Distribution of MRI scores of benign and malignant tumors

Combining both FNC and MRI preoperative studies allows better efficiency and reduces false-negative cases as patients are considered as negative when both FNC and MRI are negative. In our series, no false negative patient was reported in the third group (preoperative combined study).

Preoperative histological diagnosis

The distinction between benign and malignant parotid tumors was highly reliable in our series. However, discrimination between various histological types of benign and malignant tumors is often more difficult. In the benign tumor group, diagnostic correlation between FNC and histology was reported in 85 of 102 conclusive smears (83%). The most characteristic diagnosis was pleomorphic adenoma with 55 correct cytological diagnoses among the 60 smears (92%). Warthin’s tumor is less characteristic with 15 correct cytological diagnoses on 20 smears (75%). The global value for correct histological diagnosis of FNC appears quite reliable for benign tumors, even if limited.

Conversely, for malignant tumors, correct histologic diagnosis with FNC wasn’t reliable. Only 11 of 31 conclusive smears of malignant tumors led to a correct diagnosis (35%). Concerning MRI, a diagnostic correlation between MRI and histology was reported in 48 MRI reports (72%). The global value for correct histological diagnosis appears quite reliable for benign tumors, while histological diagnosis for malignant tumors has never been made with MRI. The most characteristic diagnosis was pleomorphic adenoma with 39 correct MRI diagnoses in 47 cases (83%). Other diagnoses such as lipoma, branchial cyst or dermoid cyst were made with MRI in most cases, allowing a reduction of surgical indications. FNC appears more reliable than MRI as a method of histological diagnosis, but remains clearly limited, mainly for malignant diagnoses.
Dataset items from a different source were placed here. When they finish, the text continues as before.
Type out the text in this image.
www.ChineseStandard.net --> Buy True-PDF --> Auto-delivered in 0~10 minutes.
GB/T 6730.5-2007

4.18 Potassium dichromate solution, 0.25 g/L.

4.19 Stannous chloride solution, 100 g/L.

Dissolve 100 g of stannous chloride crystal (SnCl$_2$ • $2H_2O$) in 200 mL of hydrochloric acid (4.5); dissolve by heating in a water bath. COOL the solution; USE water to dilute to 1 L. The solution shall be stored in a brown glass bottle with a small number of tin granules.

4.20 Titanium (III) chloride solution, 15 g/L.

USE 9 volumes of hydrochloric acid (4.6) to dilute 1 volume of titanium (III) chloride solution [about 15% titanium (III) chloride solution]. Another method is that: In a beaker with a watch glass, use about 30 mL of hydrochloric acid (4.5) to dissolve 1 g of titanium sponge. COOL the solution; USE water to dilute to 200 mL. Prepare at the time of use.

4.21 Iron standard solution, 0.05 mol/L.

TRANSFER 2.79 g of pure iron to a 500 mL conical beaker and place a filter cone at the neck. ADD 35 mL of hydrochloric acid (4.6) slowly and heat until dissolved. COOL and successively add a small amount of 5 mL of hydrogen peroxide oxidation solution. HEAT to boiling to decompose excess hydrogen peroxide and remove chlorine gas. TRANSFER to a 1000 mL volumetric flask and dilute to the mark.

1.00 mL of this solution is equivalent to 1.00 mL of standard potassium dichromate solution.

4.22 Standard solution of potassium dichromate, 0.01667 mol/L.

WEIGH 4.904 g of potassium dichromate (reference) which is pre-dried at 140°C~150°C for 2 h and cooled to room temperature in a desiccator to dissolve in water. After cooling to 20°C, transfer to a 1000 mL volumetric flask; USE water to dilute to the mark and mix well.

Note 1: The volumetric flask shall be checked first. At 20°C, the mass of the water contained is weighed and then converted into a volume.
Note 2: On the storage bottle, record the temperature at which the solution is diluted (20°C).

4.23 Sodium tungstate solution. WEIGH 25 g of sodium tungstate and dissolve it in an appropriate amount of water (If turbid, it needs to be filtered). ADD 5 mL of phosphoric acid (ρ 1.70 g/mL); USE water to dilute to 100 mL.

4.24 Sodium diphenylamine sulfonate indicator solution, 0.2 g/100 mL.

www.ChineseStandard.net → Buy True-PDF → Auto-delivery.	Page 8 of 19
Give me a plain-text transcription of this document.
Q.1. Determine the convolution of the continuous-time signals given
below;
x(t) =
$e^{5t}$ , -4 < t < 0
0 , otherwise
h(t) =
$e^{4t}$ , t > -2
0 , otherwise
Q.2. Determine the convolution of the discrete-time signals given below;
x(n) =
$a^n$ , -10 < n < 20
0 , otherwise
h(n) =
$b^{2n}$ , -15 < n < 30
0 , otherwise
Preoperative management of parotid tumors has to be adapted to the medical environment. The reliability and associated anatomic information of MRI in parotid gland tumor diagnosis make MRI the test of choice in our practice. Cytology is of main importance, despite having a higher indeterminate rate than MRI. Conversely, FNC leads to more specific histological diagnoses. The choice of modality has to be made by the surgeon depending on the availability of local medical resources and the cost-effectiveness of management.

Conclusion

FNC and MRI are simple and well-tolerated studies. Both preoperative studies have an impact on the management and treatment of salivary gland masses, enabling more confident preoperative patient counselling, better surgical planning and better selection of parotidectomy candidates. In our series, MRI appears more efficient because of the very low rate of indeterminate patients, while FNC procures better histological information. Combining both studies lowers the number of false negative patients to the detriment of positive predictive value and cost efficiency. The use of FNC and MRI must be adapted to the medical environment in order to optimize the preoperative diagnosis. Both techniques provide excellent information concerning the differentiation between benign and malignant tumors, but poor information for the histological diagnosis, particularly for malignant neoplasms.